Sair
O que significa uma Igreja em saída? Significa que está a fugir do mundo porque tem vergonha daqueles que pecaram gravemente e haviam (supostamente) dedicado toda a sua vida a Jesus? Significa que está a sair do panorama cultural e a ser ultrapassada por tantas outras linhas de aprofundamento do espírito humano? Significa, como diz o papa Francisco, que precisa de ir ao encontro daqueles que estão nas periferias, dos mais pobres (de bolso ou de espírito), escutá-los e ajudar no que for possível? Ou significa ainda que Deus a convida a sair de si mesma porque há demasiado tempo que se centra sobre os seus problemas? Que Igreja sou e és tu (se dela fazes parte) se não sairmos do nosso conforto para meter as mãos na massa do mundo na esperança de a renovar a partir do seu/nosso interior?
Podem ser muitas as questões que nos colocamos com esta expressão de “Igreja em saída”, mas a mais evidente parece ser: ir ter com as periferias. E muitas são as possibilidades de o fazer, mas quanto ao significado recordo-me de uma experiência. Com a minha esposa fomos partilhar o estilo de vida das Famílias Novas do Movimento dos Focolares com pessoas que não o conheciam. Recordo-me de reflectir como duvidávamos se a nossa experiência teria algum valor para os outros porque talvez tivesse entrado um pouco em rotina para nós. Mas quando terminávamos a nossa partilha, as impressões impressionavam-nos. Víamos os olhares humedecidos com o modo como procurávamos viver o Evangelho em família segundo o carisma dos Focolares, com palavras de que haviam encontrado uma nova esperança através do nosso testemunho, e percebemos que, frequentemente, são os outros que nos ajudam a redescobrir o encanto daquilo que vivemos. Vejo uma “Igreja em saída” assim.

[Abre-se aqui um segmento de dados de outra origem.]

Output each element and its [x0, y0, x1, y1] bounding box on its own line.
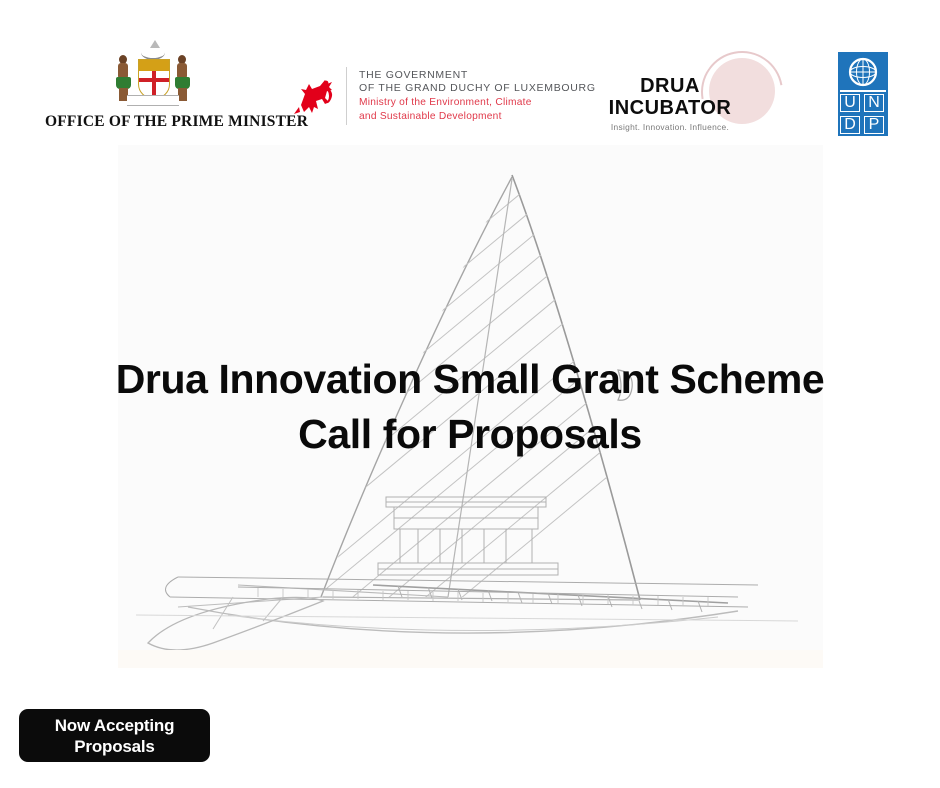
drua-wordmark: DRUA INCUBATOR Insight. Innovation. Infl…: [590, 76, 750, 132]
luxembourg-line-1: THE GOVERNMENT: [359, 69, 596, 83]
luxembourg-line-3: Ministry of the Environment, Climate: [359, 96, 596, 110]
luxembourg-red-lion-icon: [292, 71, 338, 121]
undp-letter-n: N: [864, 94, 886, 114]
logo-government-of-luxembourg: THE GOVERNMENT OF THE GRAND DUCHY OF LUX…: [292, 57, 577, 135]
fiji-coat-of-arms-icon: [111, 45, 195, 109]
undp-letter-p: P: [864, 116, 886, 136]
luxembourg-line-2: OF THE GRAND DUCHY OF LUXEMBOURG: [359, 82, 596, 96]
crest-canoe-icon: [141, 45, 165, 60]
crest-shield-icon: [138, 59, 170, 99]
poster-root: OFFICE OF THE PRIME MINISTER THE GOVERNM…: [0, 0, 940, 788]
badge-line-2: Proposals: [74, 736, 154, 757]
status-badge-now-accepting-proposals[interactable]: Now Accepting Proposals: [19, 709, 210, 762]
undp-letter-grid: U N D P: [840, 92, 886, 134]
logo-drua-incubator: DRUA INCUBATOR Insight. Innovation. Infl…: [590, 50, 785, 142]
luxembourg-line-4: and Sustainable Development: [359, 110, 596, 124]
opm-caption: OFFICE OF THE PRIME MINISTER: [45, 113, 260, 131]
undp-letter-u: U: [840, 94, 862, 114]
title-line-2: Call for Proposals: [0, 407, 940, 462]
logo-undp: U N D P: [838, 52, 888, 136]
title-line-1: Drua Innovation Small Grant Scheme: [0, 352, 940, 407]
partner-logo-bar: OFFICE OF THE PRIME MINISTER THE GOVERNM…: [0, 0, 940, 145]
luxembourg-text-block: THE GOVERNMENT OF THE GRAND DUCHY OF LUX…: [359, 69, 596, 123]
logo-office-of-the-prime-minister: OFFICE OF THE PRIME MINISTER: [45, 45, 260, 135]
drua-tagline: Insight. Innovation. Influence.: [590, 122, 750, 132]
page-title: Drua Innovation Small Grant Scheme Call …: [0, 352, 940, 462]
crest-motto-scroll-icon: [127, 95, 179, 106]
un-globe-icon: [840, 54, 886, 92]
drua-word-two: INCUBATOR: [590, 98, 750, 118]
logo-divider: [346, 67, 347, 125]
drua-word-one: DRUA: [590, 76, 750, 96]
panel-base-band: [118, 650, 823, 668]
badge-line-1: Now Accepting: [55, 715, 175, 736]
undp-letter-d: D: [840, 116, 862, 136]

Enquanto não partilharmos a vida do Evangelho com aqueles que estão nas periferias, corremos o risco de entrar em rotina, ou mais grave, de nos isolarmos das mudanças culturais que afectam a vida de tantas pessoas. Por vezes preparamos actividades de evangelização à espera que os que estão na periferia participem porque “sabemos quão bom é o que preparámos e quantos corações havemos de conquistar.” Zero será o mais provável. Sair implica ir ao encontro do outro, mas não tanto com a nossa palavra quanto com o nosso ouvido que escuta, mãos que se estendem, e só se alguém pedir uma palavra, então, oferecemos a que temos. Mas pouco se pensa num grupo maior do que o daqueles que estão na periferia, e que faze também parte deste “sair”. O grupo dos que estão dentro.
Recentemente ouvia uma partilha de que nos preocupávamos tanto com os poucos que estão na periferia da Igreja que nos esquecemos da grande massa “normal” que está dentro. Há tempos havia uma publicidade turística de Portugal que dizia — «vá para fora cá dentro» — e penso que isso pode aplicar-se aos que participam regularmente na vida da Igreja. Uma experiência. Quando estava num retiro do grupo de jovens, o padre que orientava as meditações reflectia sobre a ovelha perdida e as 99 que se mantinham com o pastor. A um dado momento pergunta-nos como nos sentíamos: uma ovelha perdida; ou parte das 99? Quando chegou a minha vez fui sincero — «sinto-me uma ovelha perdida no meio das 99.» — Quantos não poderão sentir que a sua vida do Evangelho é “demasiado” normal de tal modo que ninguém lhes liga porque, se estão dentro, devem estar bem. Nem sempre é assim.
A formação espiritual é contínua e poderia incluir o desenvolvimento da capacidade de ler os sinais dos tempos para entendermos cada vez mais e melhor qual a Vontade de Deus para cada pessoa. Uma Igreja em saída para levar o amor de Deus às periferias é uma Igreja em saída oportunamente preparada. E muitas pessoas pensam que já sabem tudo o que há a saber sobre a vida da Igreja e do Evangelho. Por isso, se a sua preparação não acompanhar a evolução cultural, e continuar o caminho de aprofundamento espiritual, arrisca-se a ficar fora de prazo. E sair para ir ter com o mundo com um pensamento e vida fora de prazo significa correr o risco de nos considerarem lixo (perdoem-me a dureza).
Se a sinodalidade é o modo de ser da Igreja, sair-de-si-mesmo (dentro e fora da Igreja) é o modo de ser de cada cristão. Estamos sempre a aprender porque a novidade em Deus não cessa. Estamos sempre em êxodo porque não nos conformamos com a ausência de mudança, mas desejamos um mudar que procura sempre aprofundar. Nesse aprofundamento estou certo de que encontraremos a novidade que Deus quer oferecer ao mundo através do nosso testemunho.